GT: My next question has to do specifically with the city government use of technology to provide service to residents or for administrative improvements. What can technology do beyond cutting costs and improving service?

McCaleb: I think you just touched on the two basic areas: cutting costs and improving services. The challenges are how you do that in every different area. You just described the two sides of the coin.

I guess you could break those down into different areas, but when we get together to try to plan for next year, the whole idea is how do we do this better at less cost. Whether you're applying that to safety with police and fire or to refuse collection or to any other area that the city is responsible for, it still seems like it comes back to the tension created between the two. Usually if you do one, it affects the other.
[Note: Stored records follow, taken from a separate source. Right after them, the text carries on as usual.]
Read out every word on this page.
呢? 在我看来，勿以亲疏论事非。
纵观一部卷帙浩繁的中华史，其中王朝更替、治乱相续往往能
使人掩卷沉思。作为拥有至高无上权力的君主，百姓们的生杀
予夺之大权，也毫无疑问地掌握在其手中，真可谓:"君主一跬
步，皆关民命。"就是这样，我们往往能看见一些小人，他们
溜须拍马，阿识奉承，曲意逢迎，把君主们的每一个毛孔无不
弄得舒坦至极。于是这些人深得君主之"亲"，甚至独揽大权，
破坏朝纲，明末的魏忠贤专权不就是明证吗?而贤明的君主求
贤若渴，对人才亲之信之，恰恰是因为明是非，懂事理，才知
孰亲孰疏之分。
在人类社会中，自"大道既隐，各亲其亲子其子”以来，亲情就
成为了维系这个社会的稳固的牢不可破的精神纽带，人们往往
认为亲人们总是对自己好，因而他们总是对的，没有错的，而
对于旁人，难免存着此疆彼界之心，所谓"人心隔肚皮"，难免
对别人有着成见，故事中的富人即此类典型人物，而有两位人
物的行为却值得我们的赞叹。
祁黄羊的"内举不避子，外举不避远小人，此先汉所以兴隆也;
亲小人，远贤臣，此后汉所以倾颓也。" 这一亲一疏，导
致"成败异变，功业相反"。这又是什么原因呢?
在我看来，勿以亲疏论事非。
I think what happens is that there's almost traditionally been an inverse relationship between one and the other. If you improved service, it's also going to drive up costs. What you want is a way to improve service and decrease cost. That would be the ideal equation. Technology can become a way to make that possible.

One of the early areas where we introduced that was in the mobile data terminals in our police cars. There's an area where we improved service that we would have never been able to improve without that technology.
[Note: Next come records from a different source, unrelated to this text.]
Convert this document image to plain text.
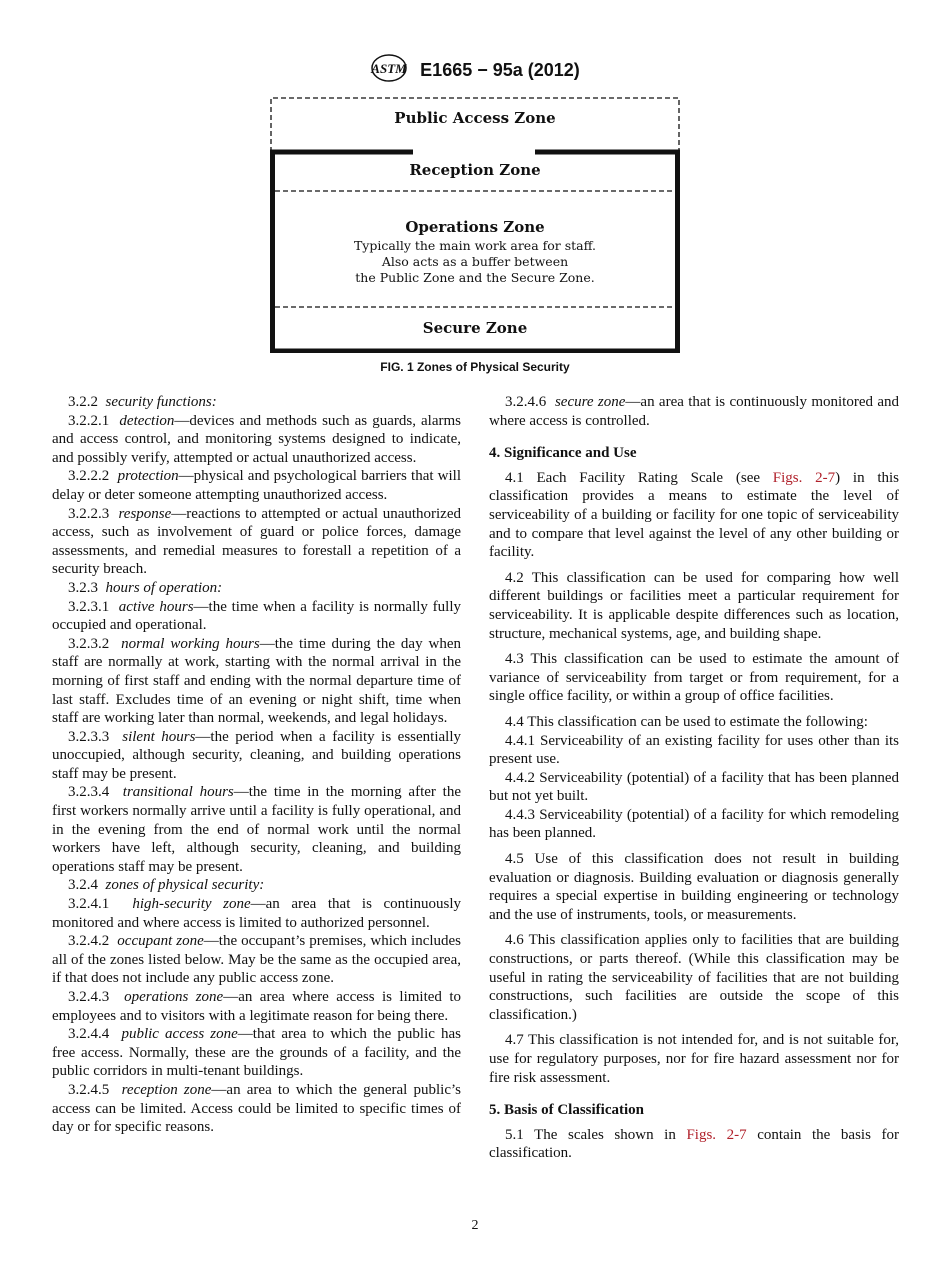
ASTM E1665 − 95a (2012)
Public Access Zone
Reception Zone
Operations Zone
Typically the main work area for staff.
Also acts as a buffer between
the Public Zone and the Secure Zone.
Secure Zone
FIG. 1 Zones of Physical Security

3.2.2 security functions:

3.2.2.1 detection—devices and methods such as guards, alarms and access control, and monitoring systems designed to indicate, and possibly verify, attempted or actual unauthorized access.

3.2.2.2 protection—physical and psychological barriers that will delay or deter someone attempting unauthorized access.

3.2.2.3 response—reactions to attempted or actual unauthorized access, such as involvement of guard or police forces, damage assessments, and remedial measures to forestall a repetition of a security breach.

3.2.3 hours of operation:

3.2.3.1 active hours—the time when a facility is normally fully occupied and operational.

3.2.3.2 normal working hours—the time during the day when staff are normally at work, starting with the normal arrival in the morning of first staff and ending with the normal departure time of last staff. Excludes time of an evening or night shift, time when staff are working later than normal, weekends, and legal holidays.

3.2.3.3 silent hours—the period when a facility is essentially unoccupied, although security, cleaning, and building operations staff may be present.

3.2.3.4 transitional hours—the time in the morning after the first workers normally arrive until a facility is fully operational, and in the evening from the end of normal work until the normal workers have left, although security, cleaning, and building operations staff may be present.

3.2.4 zones of physical security:

3.2.4.1 high-security zone—an area that is continuously monitored and where access is limited to authorized personnel.

3.2.4.2 occupant zone—the occupant’s premises, which includes all of the zones listed below. May be the same as the occupied area, if that does not include any public access zone.

3.2.4.3 operations zone—an area where access is limited to employees and to visitors with a legitimate reason for being there.

3.2.4.4 public access zone—that area to which the public has free access. Normally, these are the grounds of a facility, and the public corridors in multi-tenant buildings.

3.2.4.5 reception zone—an area to which the general public’s access can be limited. Access could be limited to specific times of day or for specific reasons.

3.2.4.6 secure zone—an area that is continuously monitored and where access is controlled.

4. Significance and Use

4.1 Each Facility Rating Scale (see Figs. 2-7) in this classification provides a means to estimate the level of serviceability of a building or facility for one topic of serviceability and to compare that level against the level of any other building or facility.

4.2 This classification can be used for comparing how well different buildings or facilities meet a particular requirement for serviceability. It is applicable despite differences such as location, structure, mechanical systems, age, and building shape.

4.3 This classification can be used to estimate the amount of variance of serviceability from target or from requirement, for a single office facility, or within a group of office facilities.

4.4 This classification can be used to estimate the following:

4.4.1 Serviceability of an existing facility for uses other than its present use.

4.4.2 Serviceability (potential) of a facility that has been planned but not yet built.

4.4.3 Serviceability (potential) of a facility for which remodeling has been planned.

4.5 Use of this classification does not result in building evaluation or diagnosis. Building evaluation or diagnosis generally requires a special expertise in building engineering or technology and the use of instruments, tools, or measurements.

4.6 This classification applies only to facilities that are building constructions, or parts thereof. (While this classification may be useful in rating the serviceability of facilities that are not building constructions, such facilities are outside the scope of this classification.)

4.7 This classification is not intended for, and is not suitable for, use for regulatory purposes, nor for fire hazard assessment nor for fire risk assessment.

5. Basis of Classification

5.1 The scales shown in Figs. 2-7 contain the basis for classification.

2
Some of these are not all that unique or unusual, it's just finding creative ways to use the available telecommuni-cations or the computer technology that's available to people and finding ways to implement it.

GT: What are some projects in Abilene that you are most proud of?

McCaleb: I just mentioned a couple of them in the police and fire areas. We have really emphasized the importance of things relating to maintaining safety for our people as they live in the community. That is a high priority with citizens everywhere. Every time we can do that we think we've made very important progress.

We also have a GIS program for mapping systems and allowing access to information. Our challenge now is realizing that it has very usable applications to a lot of different areas of our city. The very same information that's of use, for example, for one reason may also be of use to the Fire Department for another reason and may be used for traffic and engineering for another reason.

The more we can find ways to make that same information usable and available to all of these different areas, we're getting back to how sharing information is becoming easier to do and we're realizing benefits from it that hadn't been realized before.

GT: What can other municipalities learn from your experience?

McCaleb: We all are continuing to learn from each other. Usually, what I find is not so much that someone tries to pattern what some other city has done. The real question is how do I take that concept or that idea and modify it to fit my city? Generally speaking, it's not the very same thing. It's either scaling it up or scaling it down, modifying it in one way or another.

Just like people, I think cities are all different. That's one of the great things about the city level of govern-ment. It allows us to customize our responses to our citizens to meet their needs at every level.

City government is, I think, more important today in addressing the needs of the people who live there than it probably has ever been. Here, we come back to technology again. Now we have this technology tool that allows us to do a better job of that than we ever have been able to do before.

Mayor Gary McCaleb of Abilene, Texas, has advocated using information technology as a tool for economic development and improving government efficiency since his election in 1990.
McCaleb was
also a U.S. representative
at the Second
U.N. Conference
on Human Settlements in Istanbul, Turkey, this June.